Worker Authentication

  • Added a dedicated worker auth role and worker:heartbeat scope.
  • Added X-Worker-ID and X-Worker-Token validation for worker endpoints.
  • Worker credentials cannot authenticate regular API/admin routes.
  • Worker heartbeats are rejected when the authenticated worker ID does not match the requested worker path.

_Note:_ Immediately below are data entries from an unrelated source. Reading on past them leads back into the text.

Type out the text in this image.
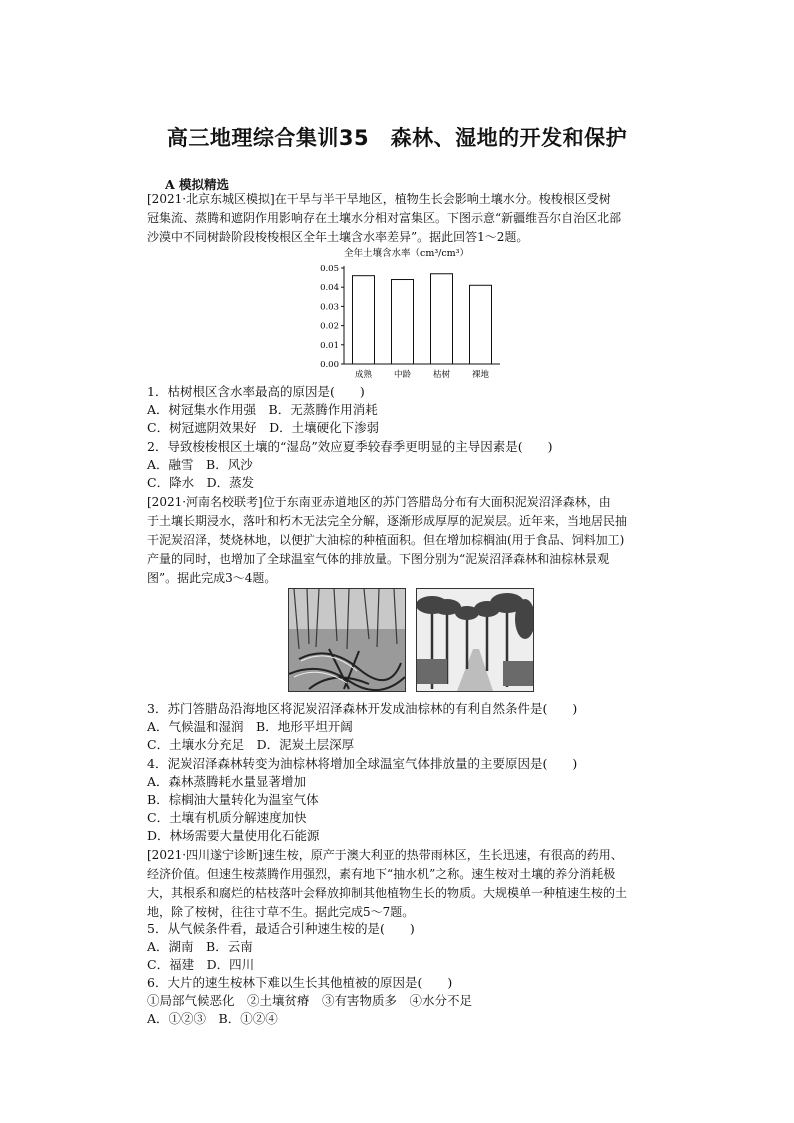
高三地理综合集训35　森林、湿地的开发和保护
A 模拟精选
[2021·北京东城区模拟]在干旱与半干旱地区，植物生长会影响土壤水分。梭梭根区受树
冠集流、蒸腾和遮阴作用影响存在土壤水分相对富集区。下图示意“新疆维吾尔自治区北部
沙漠中不同树龄阶段梭梭根区全年土壤含水率差异”。据此回答1～2题。
全年土壤含水率（cm³/cm³）
0.00
0.01
0.02
0.03
0.04
0.05
成熟	中龄	枯树	裸地
1．枯树根区含水率最高的原因是(　　)
A．树冠集水作用强　B．无蒸腾作用消耗
C．树冠遮阴效果好　D．土壤硬化下渗弱
2．导致梭梭根区土壤的“湿岛”效应夏季较春季更明显的主导因素是(　　)
A．融雪　B．风沙
C．降水　D．蒸发
[2021·河南名校联考]位于东南亚赤道地区的苏门答腊岛分布有大面积泥炭沼泽森林，由
于土壤长期浸水，落叶和朽木无法完全分解，逐渐形成厚厚的泥炭层。近年来，当地居民抽
干泥炭沼泽，焚烧林地，以便扩大油棕的种植面积。但在增加棕榈油(用于食品、饲料加工)
产量的同时，也增加了全球温室气体的排放量。下图分别为“泥炭沼泽森林和油棕林景观
图”。据此完成3～4题。
3．苏门答腊岛沿海地区将泥炭沼泽森林开发成油棕林的有利自然条件是(　　)
A．气候温和湿润　B．地形平坦开阔
C．土壤水分充足　D．泥炭土层深厚
4．泥炭沼泽森林转变为油棕林将增加全球温室气体排放量的主要原因是(　　)
A．森林蒸腾耗水量显著增加
B．棕榈油大量转化为温室气体
C．土壤有机质分解速度加快
D．林场需要大量使用化石能源
[2021·四川遂宁诊断]速生桉，原产于澳大利亚的热带雨林区，生长迅速，有很高的药用、
经济价值。但速生桉蒸腾作用强烈，素有地下“抽水机”之称。速生桉对土壤的养分消耗极
大，其根系和腐烂的枯枝落叶会释放抑制其他植物生长的物质。大规模单一种植速生桉的土
地，除了桉树，往往寸草不生。据此完成5～7题。
5．从气候条件看，最适合引种速生桉的是(　　)
A．湖南　B．云南
C．福建　D．四川
6．大片的速生桉林下难以生长其他植被的原因是(　　)
①局部气候恶化　②土壤贫瘠　③有害物质多　④水分不足
A．①②③　B．①②④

Worker Heartbeat Transport

  • Added internal/worker with a heartbeat client and runtime loop.
  • Added a worker-only control-plane endpoint:
    • POST /api/v1/worker/{workerID}/heartbeat
  • Added a worker-only control-plane lease renewal endpoint:
    • POST /api/v1/worker/{workerID}/leases/{resourceID}/renew
  • The endpoint persists worker host, status, provider list, capability list, capacity, and last heartbeat timestamp through the existing worker registry.

Worker RPC Transport

  • Added worker-side /rpc HTTP handling for workerproto.Request envelopes.
  • Added worker RPC authentication with X-Worker-ID and X-Worker-Token.
  • Implemented worker.status against the local worker provider registry.
  • Implemented worker.renew_lease with resource, holder, and expiry validation before calling the control plane to renew the durable lease.
  • Implemented worker-side worker.spawn with lease validation and provider-backed runtime creation.
  • Added a typed worker RPC client for control-plane calls to worker.spawn and worker.status.
  • Added control-plane remote spawn assignment when the scheduler selects a non-local worker with an advertised rpc_url.
  • Remote spawn now acquires the durable sandbox lease for the selected worker before calling worker.spawn.
  • Remote spawn persists the control-plane sandbox ID, selected worker_id, and provider runtime_id.
  • Sandbox reads now refresh remote-owned sandbox state through worker.status using the persisted provider runtime_id.
  • Remote status refresh updates persisted sandbox state when the worker reports a state change.
  • Implemented worker-side worker.destroy with lease validation and provider runtime teardown.
  • Added control-plane remote destroy routing for remote-owned sandboxes using persisted worker_id and runtime_id.
  • Remote destroy updates sandbox state, releases the durable lease, and publishes the normal destroyed event.
  • Implemented worker.shutdown drain behavior: the worker marks itself draining, rejects new spawn assignments, and reports draining on subsequent heartbeats.
  • worker.spawn returns the control-plane sandbox ID and provider runtime ID separately, and the control plane persists that mapping for later routing.
  • Destroy now uses the worker RPC path for remote-owned sandboxes.
  • Added a two-process remote worker staging guide in docs/remote-worker-staging.md.
  • Added scripts/smoke-remote-worker.sh to exercise control plane plus worker with the mock provider.

Code Areas

  • cmd/stacyvm/cmd_worker.go: remote worker command.
  • internal/worker: worker heartbeat client, runtime loop, and inbound worker RPC handler.
  • internal/api/middleware/auth.go: worker auth role, scope, and credential validation.
  • internal/api/server.go: worker-only heartbeat route.
  • internal/api/routes/workers.go: worker ID ownership check for heartbeat.
  • internal/config/config.go: worker runtime and worker token configuration.
  • docs/remote-worker-staging.md: two-process staging guide.
  • scripts/smoke-remote-worker.sh: local mock remote-worker smoke flow.

Verification

  • go test ./internal/config ./internal/api ./internal/worker ./cmd/stacyvm
  • go test ./internal/worker ./internal/config ./cmd/stacyvm
  • go test ./...
  • scripts/check-swagger.sh
  • bash -n scripts/smoke-remote-worker.sh
  • scripts/smoke-remote-worker.sh /private/tmp/stacyvm-phase11-smoke
  • npm run build in web
  • npm run build in sdk/js
  • PYTHONPYCACHEPREFIX=/private/tmp/stacyvm-pycache python3 -m compileall stacyvm in sdk/python
  • scripts/ci-upgrade-migration.sh
  • scripts/ci-public-release-sanity.sh

Next Phase Direction

  • Extend worker routing beyond spawn/status/destroy to exec, files, logs, and previews.
  • Add production-grade drain handoff/reassignment across workers.